3.6. Problématique, hypothèses et objectifs expérimentaux

Comme nous venons de le dire, les expériences réalisées dans le cadre de cette thèse s’articulent autour d’une problématique générale qui concerne la dynamique d’émergence des connaissances mentales.

L’idée sous-jacente à l’ensemble de ce travail est qu’une connaissance qui concerne un objet, correspond à la réactivation des aires cérébrales impliquées dans le traitement sensori-moteur de cet objet. Il n’y a pas de stockage d’entité abstraite. Il s’agit au contraire de la réactivation des mêmes pools neuronaux sollicités durant l’interaction réelle avec l’objet. Autrement dit, si l’on considère qu’interagir avec un stimulus génère une représentation mentale particulière, alors la reconstruction de cette représentation en l’absence du stimulus, correspondra à l’émergence d’une connaissance en lien avec le stimulus en question.

Construire et reconstruire des représentations mentales sont donc selon nous, des activités cognitives en partie similaires qui s’appuient sur un ensemble d’étapes communes. La connaissance émerge peu à peu et se transforme au cours du temps de la même façon que la perception d’un stimulus multisensoriel se modifie, grâce aux interactions et intégrations neuronales multimodales. Nous savons en effet aujourd’hui que les composants sensoriels et moteurs des représentations mentales sont rapidement intégrés les uns aux autres afin de permettre une perception cohérente et efficace de l’environnement. Par déduction, ce processus d’intégration devrait également avoir une place non négligeable dans l’émergence d’une connaissance, même en l’absence d’input sensoriel, en la rendant de plus en plus « aboutie ». Un peu à l’image de la théorie de la Gestalt, nous supposons qu’une connaissance « aboutie » c’est-à-dire qui a subi l’ensemble des processus nécessaires à son émergence, sera une entité « différente » de l’entité à laquelle elle peut correspondre au début de sa construction. Nous parlerons d’une succession d’étapes à la base de la réactivation d’une connaissance, étapes similaires à celles mises en jeu durant sa construction initiale. Au final, le processus d’intégration entre tous les composants d’une connaissance créera une connaissance différente de la simple somme des activations de ses composants.

En dehors des travaux de Hommel, aucune expérience en psychologie cognitive n’a à notre connaissance, tenté de mettre en évidence ce processus d’intégration entre des composants en partie mnésiques.

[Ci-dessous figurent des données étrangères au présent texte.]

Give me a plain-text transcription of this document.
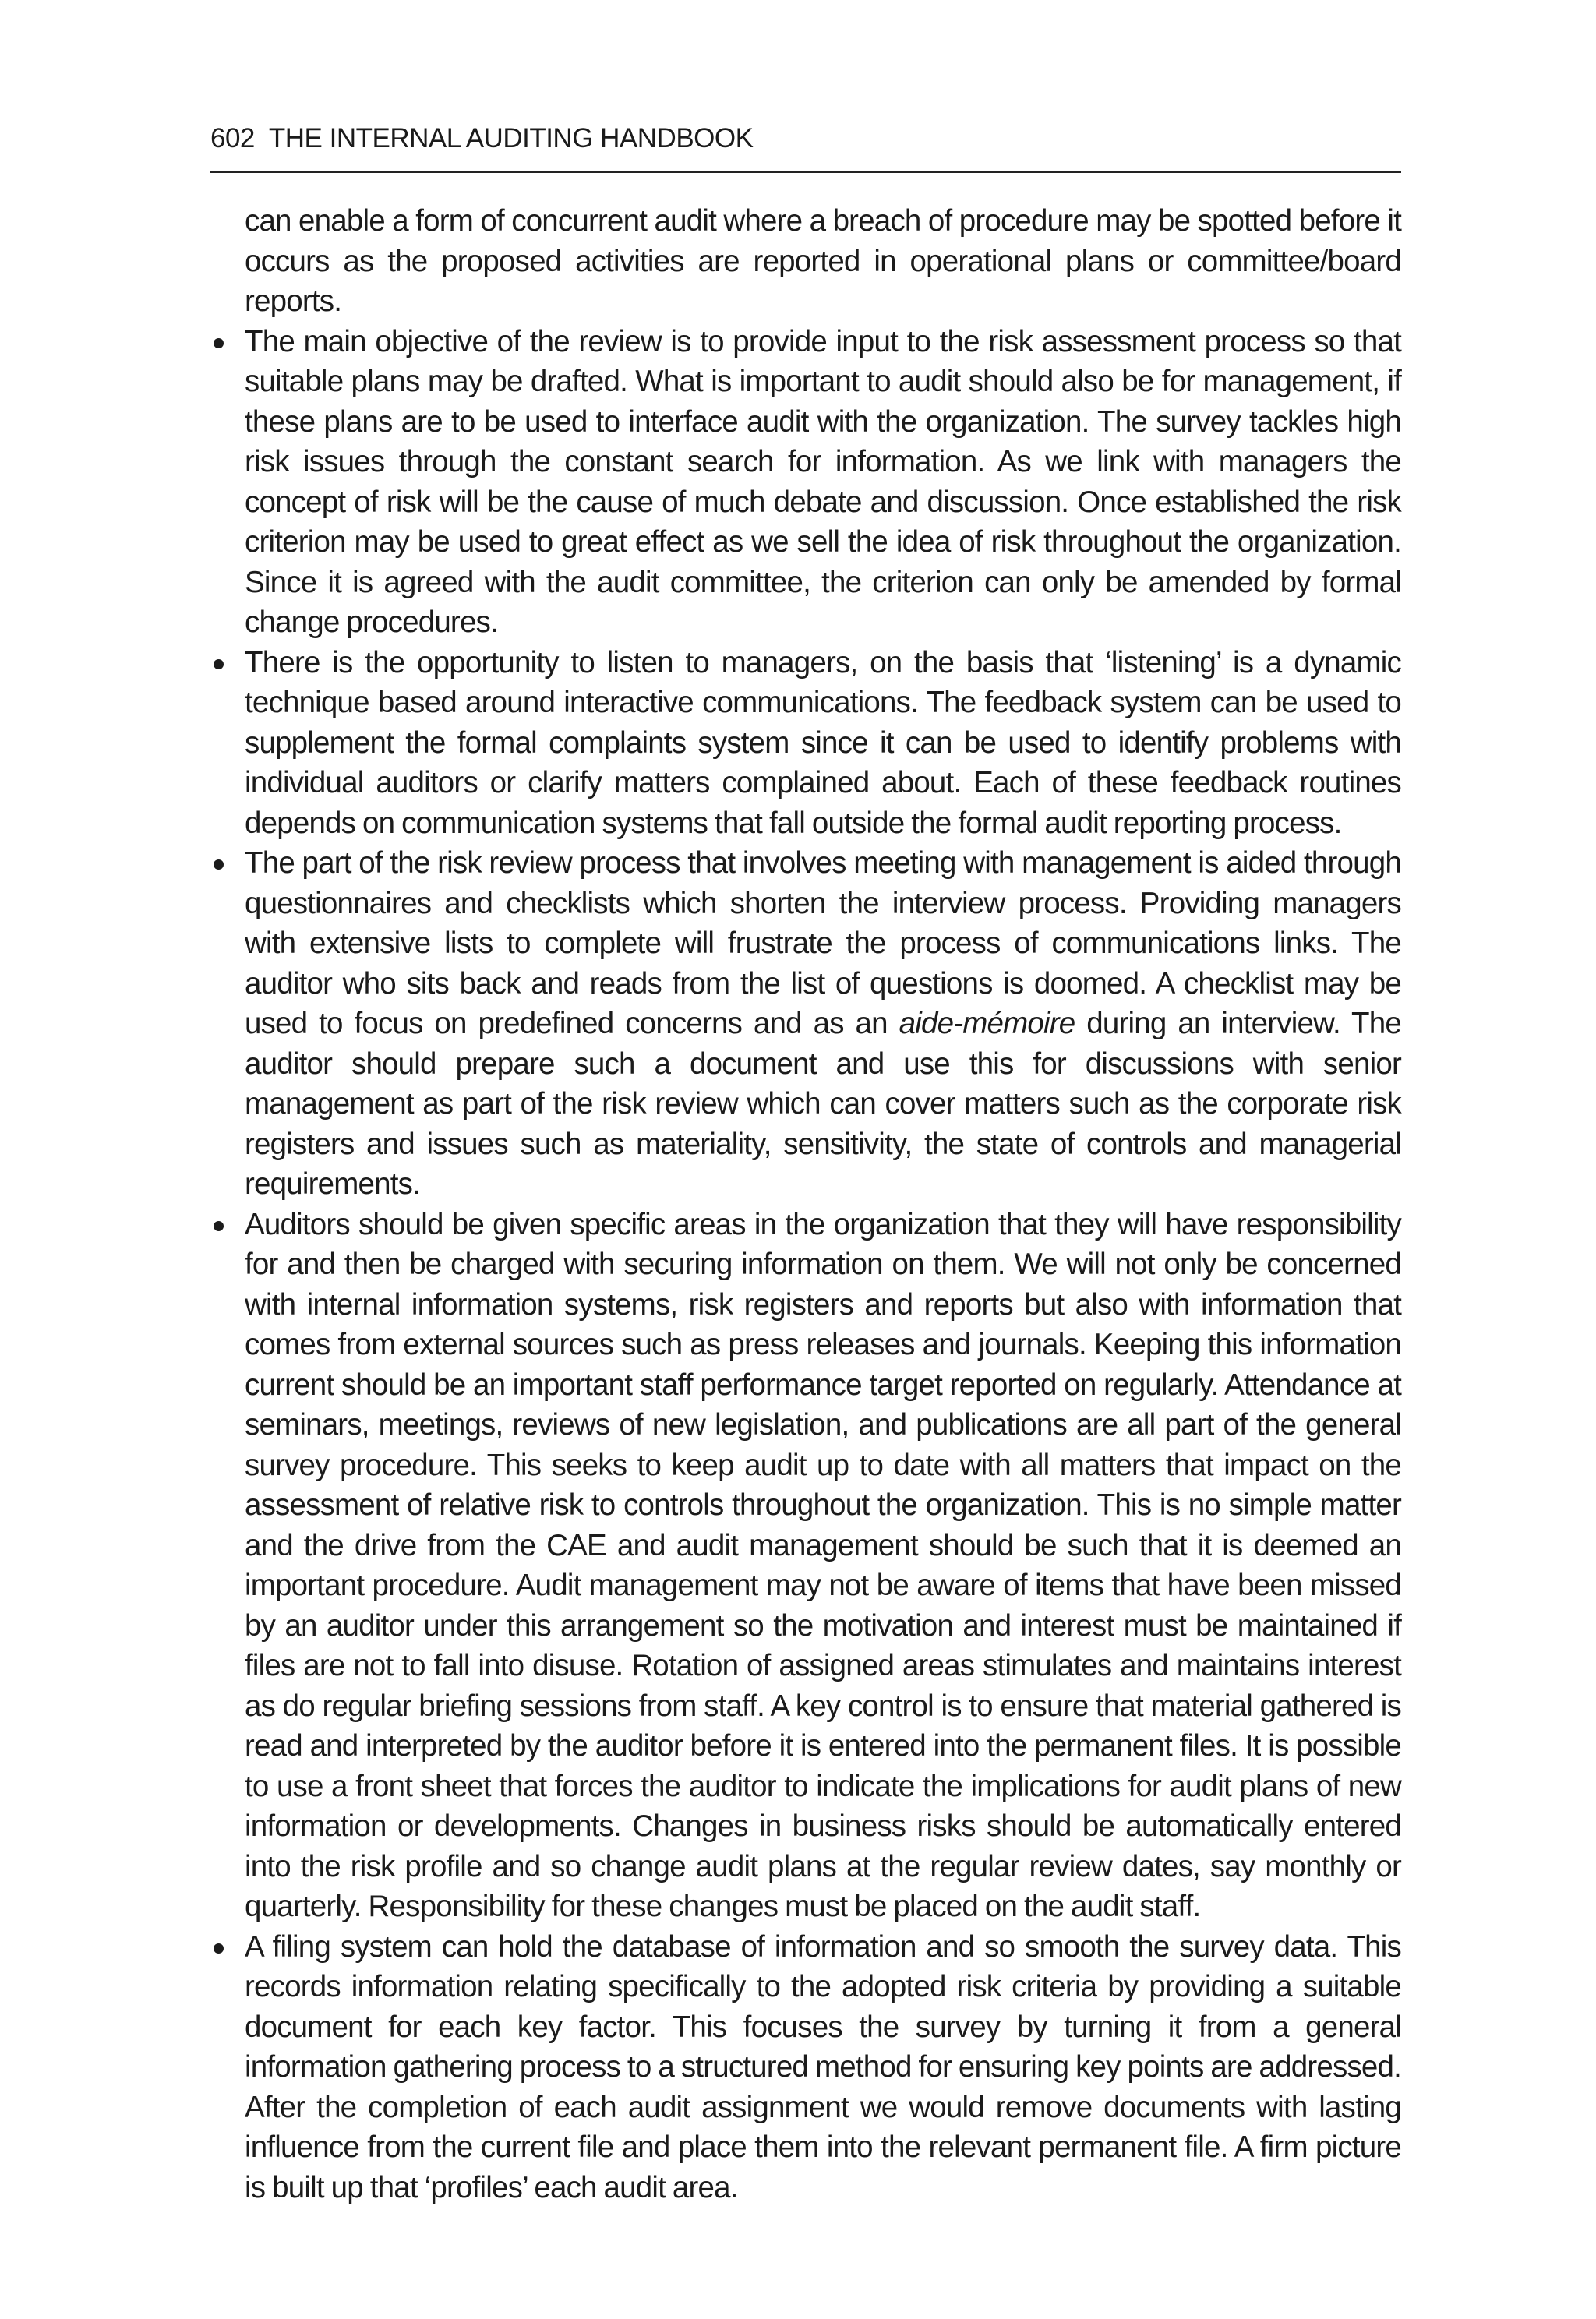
602 THE INTERNAL AUDITING HANDBOOK

can enable a form of concurrent audit where a breach of procedure may be spotted before it occurs as the proposed activities are reported in operational plans or committee/board reports.

The main objective of the review is to provide input to the risk assessment process so that suitable plans may be drafted. What is important to audit should also be for management, if these plans are to be used to interface audit with the organization. The survey tackles high risk issues through the constant search for information. As we link with managers the concept of risk will be the cause of much debate and discussion. Once established the risk criterion may be used to great effect as we sell the idea of risk throughout the organization. Since it is agreed with the audit committee, the criterion can only be amended by formal change procedures.

There is the opportunity to listen to managers, on the basis that ‘listening’ is a dynamic technique based around interactive communications. The feedback system can be used to supplement the formal complaints system since it can be used to identify problems with individual auditors or clarify matters complained about. Each of these feedback routines depends on communication systems that fall outside the formal audit reporting process.

The part of the risk review process that involves meeting with management is aided through questionnaires and checklists which shorten the interview process. Providing managers with extensive lists to complete will frustrate the process of communications links. The auditor who sits back and reads from the list of questions is doomed. A checklist may be used to focus on predefined concerns and as an aide-mémoire during an interview. The auditor should prepare such a document and use this for discussions with senior management as part of the risk review which can cover matters such as the corporate risk registers and issues such as materiality, sensitivity, the state of controls and managerial requirements.

Auditors should be given specific areas in the organization that they will have responsibility for and then be charged with securing information on them. We will not only be concerned with internal information systems, risk registers and reports but also with information that comes from external sources such as press releases and journals. Keeping this information current should be an important staff performance target reported on regularly. Attendance at seminars, meetings, reviews of new legislation, and publications are all part of the general survey procedure. This seeks to keep audit up to date with all matters that impact on the assessment of relative risk to controls throughout the organization. This is no simple matter and the drive from the CAE and audit management should be such that it is deemed an important procedure. Audit management may not be aware of items that have been missed by an auditor under this arrangement so the motivation and interest must be maintained if files are not to fall into disuse. Rotation of assigned areas stimulates and maintains interest as do regular briefing sessions from staff. A key control is to ensure that material gathered is read and interpreted by the auditor before it is entered into the permanent files. It is possible to use a front sheet that forces the auditor to indicate the implications for audit plans of new information or developments. Changes in business risks should be automatically entered into the risk profile and so change audit plans at the regular review dates, say monthly or quarterly. Responsibility for these changes must be placed on the audit staff.

A filing system can hold the database of information and so smooth the survey data. This records information relating specifically to the adopted risk criteria by providing a suitable document for each key factor. This focuses the survey by turning it from a general information gathering process to a structured method for ensuring key points are addressed. After the completion of each audit assignment we would remove documents with lasting influence from the current file and place them into the relevant permanent file. A firm picture is built up that ‘profiles’ each audit area.
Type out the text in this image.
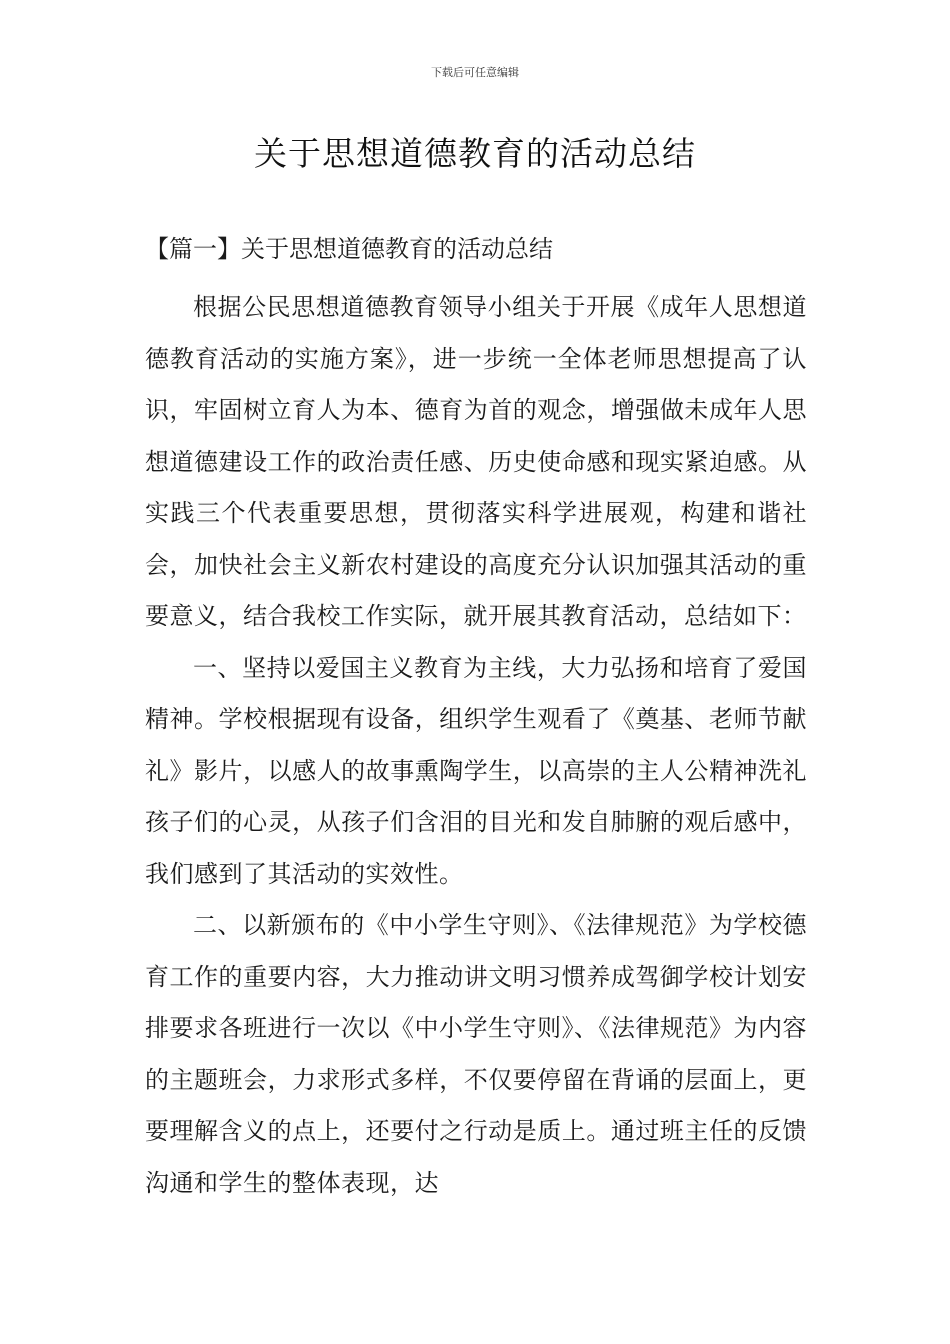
下载后可任意编辑
关于思想道德教育的活动总结
【篇一】关于思想道德教育的活动总结

根据公民思想道德教育领导小组关于开展《成年人思想道德教育活动的实施方案》，进一步统一全体老师思想提高了认识，牢固树立育人为本、德育为首的观念，增强做未成年人思想道德建设工作的政治责任感、历史使命感和现实紧迫感。从实践三个代表重要思想，贯彻落实科学进展观，构建和谐社会，加快社会主义新农村建设的高度充分认识加强其活动的重要意义，结合我校工作实际，就开展其教育活动，总结如下：

一、坚持以爱国主义教育为主线，大力弘扬和培育了爱国精神。学校根据现有设备，组织学生观看了《奠基、老师节献礼》影片，以感人的故事熏陶学生，以高崇的主人公精神洗礼孩子们的心灵，从孩子们含泪的目光和发自肺腑的观后感中，我们感到了其活动的实效性。

二、以新颁布的《中小学生守则》、《法律规范》为学校德育工作的重要内容，大力推动讲文明习惯养成驾御学校计划安排要求各班进行一次以《中小学生守则》、《法律规范》为内容的主题班会，力求形式多样，不仅要停留在背诵的层面上，更要理解含义的点上，还要付之行动是质上。通过班主任的反馈沟通和学生的整体表现，达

Le but de notre travail expérimental a donc été de parvenir à distinguer cette étape de celles plus précoces où l’intégration n’a pas encore eu lieu. Nous supposons que les étapes qui précèdent le processus d’intégration correspondent aux différentes activations des composants multisensoriels et moteurs. Tous ces composants non encore reliés les uns aux autres forment à un temps très précoce, une entité particulière qui émerge et qui d’après ce que nous venons de dire sera différente de l’entité finale, induite par une cascade de processus d’intégrations intra et intersensoriels.